Dua Dasar Sukacita Kita

Sabtu, 24 Maret 2018 – Hari Raya Kabar Sukacita

219

Lukas 1:26-38

Dalam bulan yang keenam Allah menyuruh malaikat Gabriel pergi ke sebuah kota di Galilea bernama Nazaret, kepada seorang perawan yang bertunangan dengan seorang bernama Yusuf dari keluarga Daud; nama perawan itu Maria. Ketika malaikat itu masuk ke rumah Maria, ia berkata: “Salam, hai engkau yang dikaruniai, Tuhan menyertai engkau.” Maria terkejut mendengar perkataan itu, lalu bertanya di dalam hatinya, apakah arti salam itu. Kata malaikat itu kepadanya: “Jangan takut, hai Maria, sebab engkau beroleh kasih karunia di hadapan Allah. Sesungguhnya engkau akan mengandung dan akan melahirkan seorang anak laki-laki dan hendaklah engkau menamai Dia Yesus. Ia akan menjadi besar dan akan disebut Anak Allah Yang Mahatinggi. Dan Tuhan Allah akan mengaruniakan kepada-Nya takhta Daud, bapa leluhur-Nya, dan Ia akan menjadi raja atas kaum keturunan Yakub sampai selama-lamanya dan Kerajaan-Nya tidak akan berkesudahan.” Kata Maria kepada malaikat itu: “Bagaimana hal itu mungkin terjadi, karena aku belum bersuami?” Jawab malaikat itu kepadanya: “Roh Kudus akan turun atasmu dan kuasa Allah Yang Mahatinggi akan menaungi engkau; sebab itu anak yang akan kaulahirkan itu akan disebut kudus, Anak Allah. Dan sesungguhnya, Elisabet, sanakmu itu, ia pun sedang mengandung seorang anak laki-laki pada hari tuanya dan inilah bulan yang keenam bagi dia, yang disebut mandul itu. Sebab bagi Allah tidak ada yang mustahil.” Kata Maria: “Sesungguhnya aku ini adalah hamba Tuhan; jadilah padaku menurut perkataanmu itu.” Lalu malaikat itu meninggalkan dia.

***

Berita kelahiran seorang anak pada umumnya menjadi berita yang mendatangkan sukacita bagi sanak saudara yang mengenal keluarga dari sang bayi yang baru saja dilahirkan. Apalagi kalau kedatangan bayi tersebut telah lama dinantikan oleh pasangan suami istri yang bersangkutan. Memang menyedihkan bahwa tidak sedikit pasangan suami istri yang tidak juga mendapatkan buah hati, padahal mereka sudah lama menikah dan sudah lama pula berjuang dengan berbagai cara untuk mendapatkan keturunan.

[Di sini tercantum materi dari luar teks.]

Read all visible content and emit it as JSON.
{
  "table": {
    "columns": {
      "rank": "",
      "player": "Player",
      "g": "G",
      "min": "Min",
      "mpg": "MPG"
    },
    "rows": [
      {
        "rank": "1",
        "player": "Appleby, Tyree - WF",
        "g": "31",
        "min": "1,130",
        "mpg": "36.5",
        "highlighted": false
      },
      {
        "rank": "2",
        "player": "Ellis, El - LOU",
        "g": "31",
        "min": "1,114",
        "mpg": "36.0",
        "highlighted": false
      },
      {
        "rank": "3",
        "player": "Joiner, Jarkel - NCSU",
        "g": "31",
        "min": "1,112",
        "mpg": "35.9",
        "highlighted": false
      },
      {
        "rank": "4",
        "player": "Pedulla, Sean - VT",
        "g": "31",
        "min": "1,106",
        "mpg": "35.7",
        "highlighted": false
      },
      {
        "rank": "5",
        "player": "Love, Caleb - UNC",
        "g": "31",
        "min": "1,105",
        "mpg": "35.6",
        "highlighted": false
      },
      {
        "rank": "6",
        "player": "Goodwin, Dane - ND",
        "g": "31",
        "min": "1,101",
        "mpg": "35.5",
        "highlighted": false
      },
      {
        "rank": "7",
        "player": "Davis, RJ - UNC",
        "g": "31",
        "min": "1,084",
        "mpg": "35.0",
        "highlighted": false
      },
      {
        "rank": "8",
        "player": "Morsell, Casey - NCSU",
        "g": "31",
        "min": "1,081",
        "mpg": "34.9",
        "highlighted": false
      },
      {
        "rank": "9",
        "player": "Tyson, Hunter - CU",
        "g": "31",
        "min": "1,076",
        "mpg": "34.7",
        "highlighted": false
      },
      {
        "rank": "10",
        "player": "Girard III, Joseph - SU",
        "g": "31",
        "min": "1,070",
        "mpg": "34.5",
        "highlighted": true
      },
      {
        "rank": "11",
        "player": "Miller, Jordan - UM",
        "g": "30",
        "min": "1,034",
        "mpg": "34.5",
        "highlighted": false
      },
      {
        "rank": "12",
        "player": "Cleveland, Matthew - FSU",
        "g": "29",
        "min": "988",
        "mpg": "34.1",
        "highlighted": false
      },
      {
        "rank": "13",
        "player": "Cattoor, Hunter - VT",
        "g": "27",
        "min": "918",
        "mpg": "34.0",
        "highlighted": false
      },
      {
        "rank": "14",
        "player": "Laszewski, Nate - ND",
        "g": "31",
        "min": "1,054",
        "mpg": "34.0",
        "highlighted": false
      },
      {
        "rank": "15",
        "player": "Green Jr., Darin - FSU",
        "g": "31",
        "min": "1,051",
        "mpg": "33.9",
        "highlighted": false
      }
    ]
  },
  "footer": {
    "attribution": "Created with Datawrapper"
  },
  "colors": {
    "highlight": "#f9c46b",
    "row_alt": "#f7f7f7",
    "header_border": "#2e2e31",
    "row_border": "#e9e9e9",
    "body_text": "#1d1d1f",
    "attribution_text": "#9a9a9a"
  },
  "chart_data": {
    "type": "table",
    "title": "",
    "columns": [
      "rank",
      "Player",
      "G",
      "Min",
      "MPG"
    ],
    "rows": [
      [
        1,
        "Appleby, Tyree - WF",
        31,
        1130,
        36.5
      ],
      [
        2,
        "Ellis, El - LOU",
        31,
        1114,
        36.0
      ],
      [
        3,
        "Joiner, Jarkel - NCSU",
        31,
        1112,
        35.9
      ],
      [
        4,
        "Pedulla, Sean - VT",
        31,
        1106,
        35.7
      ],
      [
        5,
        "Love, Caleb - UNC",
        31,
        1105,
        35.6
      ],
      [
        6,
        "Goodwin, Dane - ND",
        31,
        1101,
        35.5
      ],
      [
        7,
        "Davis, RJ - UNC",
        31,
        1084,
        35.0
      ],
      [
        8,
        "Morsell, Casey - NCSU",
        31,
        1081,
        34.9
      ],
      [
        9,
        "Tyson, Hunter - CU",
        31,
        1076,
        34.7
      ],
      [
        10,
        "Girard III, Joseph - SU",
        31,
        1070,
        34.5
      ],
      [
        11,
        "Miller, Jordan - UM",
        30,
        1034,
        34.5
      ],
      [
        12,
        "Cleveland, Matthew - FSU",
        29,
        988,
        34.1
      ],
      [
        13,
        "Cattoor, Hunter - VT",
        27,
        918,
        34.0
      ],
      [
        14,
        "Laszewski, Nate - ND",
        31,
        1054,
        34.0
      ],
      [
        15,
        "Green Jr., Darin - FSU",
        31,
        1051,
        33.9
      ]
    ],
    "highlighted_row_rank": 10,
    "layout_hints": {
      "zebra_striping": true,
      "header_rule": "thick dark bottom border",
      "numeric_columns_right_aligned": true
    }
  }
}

Namun, kelahiran seorang anak ternyata tidak selalu mendatangkan perasaan sukacita. Biasanya hal ini terjadi pada pasangan yang merasa belum siap menerimanya, misalnya dengan alasan ekonomi. Alasan lain adalah karena si anak sebenarnya tidak diinginkan. Ada pasangan pemuda dan pemudi yang karena tidak dapat mengendalikan diri akhirnya harus mempunyai anak sebelum menikah. Kehadiran sang anak menjadi sesuatu yang mengejutkan, sangat tidak diharapkan, dan bahkan dianggap sebagai malapetaka bagi mereka. Akibatnya, jalan pintas sering kali diambil, misalnya melarikan diri dari rumah orang tua, aborsi, hingga bunuh diri.

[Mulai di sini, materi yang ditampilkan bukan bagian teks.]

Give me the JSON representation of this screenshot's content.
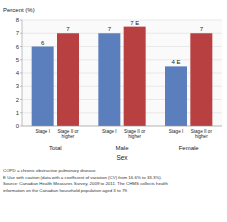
{
  "chart_data": {
    "type": "bar",
    "ylabel": "Percent (%)",
    "xlabel": "Sex",
    "categories": [
      "Total",
      "Male",
      "Female"
    ],
    "series": [
      {
        "name": "Stage I",
        "color": "#5b7fbd",
        "values": [
          6,
          7,
          4.5
        ],
        "value_labels": [
          "6",
          "7",
          "4 E"
        ]
      },
      {
        "name": "Stage II or\nhigher",
        "color": "#b94040",
        "values": [
          7,
          7.5,
          7
        ],
        "value_labels": [
          "7",
          "7 E",
          "7"
        ]
      }
    ],
    "ylim": [
      0,
      8
    ],
    "yticks": [
      0,
      1,
      2,
      3,
      4,
      5,
      6,
      7,
      8
    ],
    "grid": true,
    "data_labels": true,
    "annotations": [
      "COPD = chronic obstructive pulmonary disease.",
      "E  Use with caution (data with a coefficient of variation (CV) from 16.6% to 33.3%).",
      "Source: Canadian Health Measures Survey, 2009 to 2011. The CHMS collects health",
      "information on the Canadian household population aged 3 to 79."
    ]
  }
}
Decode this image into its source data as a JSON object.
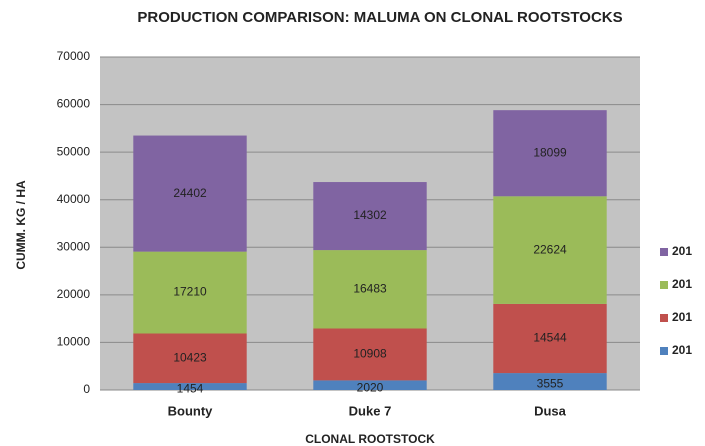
{
  "chart_data": {
    "type": "bar",
    "stacked": true,
    "title": "PRODUCTION COMPARISON: MALUMA ON CLONAL ROOTSTOCKS",
    "x_label": "CLONAL ROOTSTOCK",
    "y_label": "CUMM. KG / HA",
    "categories": [
      "Bounty",
      "Duke 7",
      "Dusa"
    ],
    "series": [
      {
        "name": "201",
        "color": "#4f81bd",
        "values": [
          1454,
          2020,
          3555
        ]
      },
      {
        "name": "201",
        "color": "#c0504d",
        "values": [
          10423,
          10908,
          14544
        ]
      },
      {
        "name": "201",
        "color": "#9bbb59",
        "values": [
          17210,
          16483,
          22624
        ]
      },
      {
        "name": "201",
        "color": "#8064a2",
        "values": [
          24402,
          14302,
          18099
        ]
      }
    ],
    "ylim": [
      0,
      70000
    ],
    "yticks": [
      0,
      10000,
      20000,
      30000,
      40000,
      50000,
      60000,
      70000
    ],
    "grid": true,
    "legend": "right"
  }
}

Hari ini kita merayakan Hari Raya Kabar Sukacita. Kehadiran Yesus di rahim Maria tentunya mengejutkan Maria maupun Yusuf, sang tunangan. Mereka belum hidup serumah dan belum menjalankan aktivitas sebagai suami istri. Mengandung di luar hubungan yang sah pada masa itu merupakan sebuah dosa dan kejahatan dengan hukuman dirajam sampai mati. Tidak mengherankan bahwa kabar dari Gabriel membuat Maria takut. Namun, terdorong oleh imannya, Maria akhirnya berani berkata, “Sesungguhnya aku ini adalah hamba Tuhan, jadilah padaku menurut perkataanmu itu.”

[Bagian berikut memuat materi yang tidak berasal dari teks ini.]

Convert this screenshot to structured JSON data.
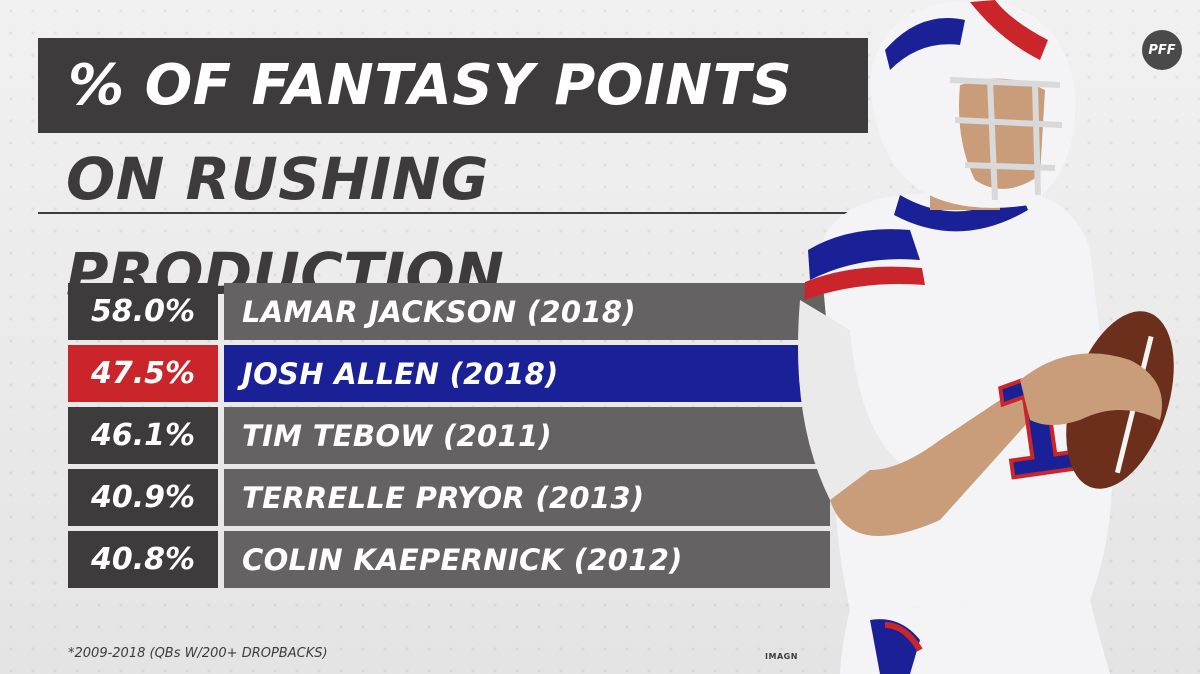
{
  "title": {
    "line1": "% OF FANTASY POINTS",
    "line2": "ON RUSHING PRODUCTION"
  },
  "logo_text": "PFF",
  "rows": [
    {
      "percent": "58.0%",
      "name": "LAMAR JACKSON (2018)",
      "highlight": false
    },
    {
      "percent": "47.5%",
      "name": "JOSH ALLEN (2018)",
      "highlight": true
    },
    {
      "percent": "46.1%",
      "name": "TIM TEBOW (2011)",
      "highlight": false
    },
    {
      "percent": "40.9%",
      "name": "TERRELLE PRYOR (2013)",
      "highlight": false
    },
    {
      "percent": "40.8%",
      "name": "COLIN KAEPERNICK (2012)",
      "highlight": false
    }
  ],
  "footnote": "*2009-2018 (QBs W/200+ DROPBACKS)",
  "photo_credit": "IMAGN",
  "colors": {
    "dark": "#3d3b3c",
    "gray": "#646263",
    "highlight_pct": "#c9252b",
    "highlight_name": "#1a2196"
  }
}
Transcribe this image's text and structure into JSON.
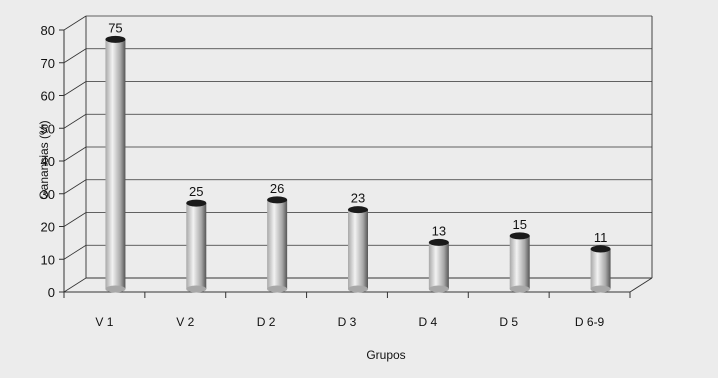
{
  "chart_data": {
    "type": "bar",
    "style": "3d-cylinder",
    "categories": [
      "V 1",
      "V 2",
      "D 2",
      "D 3",
      "D 4",
      "D 5",
      "D 6-9"
    ],
    "values": [
      75,
      25,
      26,
      23,
      13,
      15,
      11
    ],
    "data_labels": [
      "75",
      "25",
      "26",
      "23",
      "13",
      "15",
      "11"
    ],
    "xlabel": "Grupos",
    "ylabel": "Ganancias (%)",
    "ylim": [
      0,
      80
    ],
    "yticks": [
      0,
      10,
      20,
      30,
      40,
      50,
      60,
      70,
      80
    ],
    "grid": true,
    "legend": "none",
    "colors": {
      "background": "#ececec",
      "bar_light": "#f2f2f2",
      "bar_mid": "#a8a8a8",
      "bar_dark": "#555555",
      "bar_top": "#1a1a1a",
      "grid": "#333333"
    }
  }
}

Paling tidak ada dua alasan mengapa hal tersebut menjadi warta sukacita bagi kita dan bahkan kita rayakan sebagai hari raya. Pertama, anak yang akan dilahirkan oleh Maria akan disebut kudus, Anak Allah. Kedua, kerelaan Maria untuk menaati kehendak Allah menjadi titik awal terlaksananya karya keselamatan Allah bagi manusia. Berkat kesediaan Maria, Anak Allah menjadi manusia dan hadir di antara kita.